EU patent snatchback won't affect GTG: Jacobson
Friday, 21 May, 2004
The European Patent Office’s decision to revoke a key patent on a breast cancer test owned by Utah-based Myriad Genetics will not prevent Myriad’s Australian licensee, Genetic Technologies Ltd (ASX:GTG) providing the test in Australasia and Asia.
GTG’s Executive Chairman Dr Mervyn Jacobson, says the EPO’s May 18 decision to revoke one of Myriad’s three European patents on the BRCA1 test for susceptibility to breast cancer and ovarian cancers applies only in the European market.
The BRCA1 patent is the second Myriad patent to be revoked by the EPO. In February this year Myriad lost its sole European patent on the BRCA2 breast cancer gene test, in favour of a UK charity
Jacobsen said he understands that Myriad has so far not enforced any of its BRCA patents in Europe.
Myriad was one of the first gene-testing companies to obtain a licence to GTG’s patent on the use of non-coding DNA sequences to predict susceptibilities to genetic diseases.
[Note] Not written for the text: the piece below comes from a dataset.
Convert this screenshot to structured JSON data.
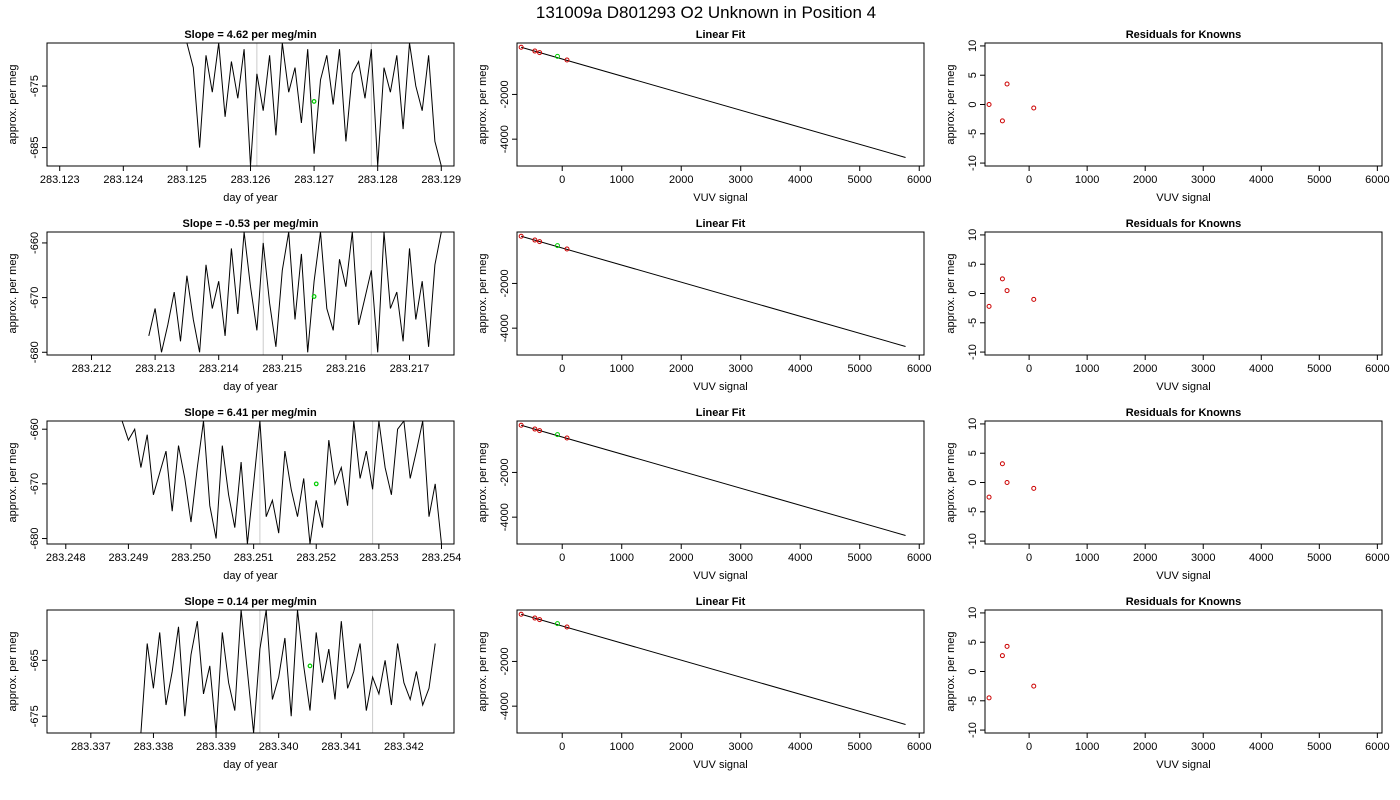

Under their agreement, Myriad licensed GTG to use its BRCA1 and BRCA2 breast cancer susceptibility tests in Australia, New Zealand and Asia.
Under European patent law, oppositions to a new patent must be lodged within nine months of it being issued.
The EPO issued Patent No 699754 to Myriad for the BRCA1 test on January 10, 2001. A number of European medical research institutes, led by the Institut Curie in Paris, lodged appeals after the patent was widely criticised in the European media, and in the European Parliament.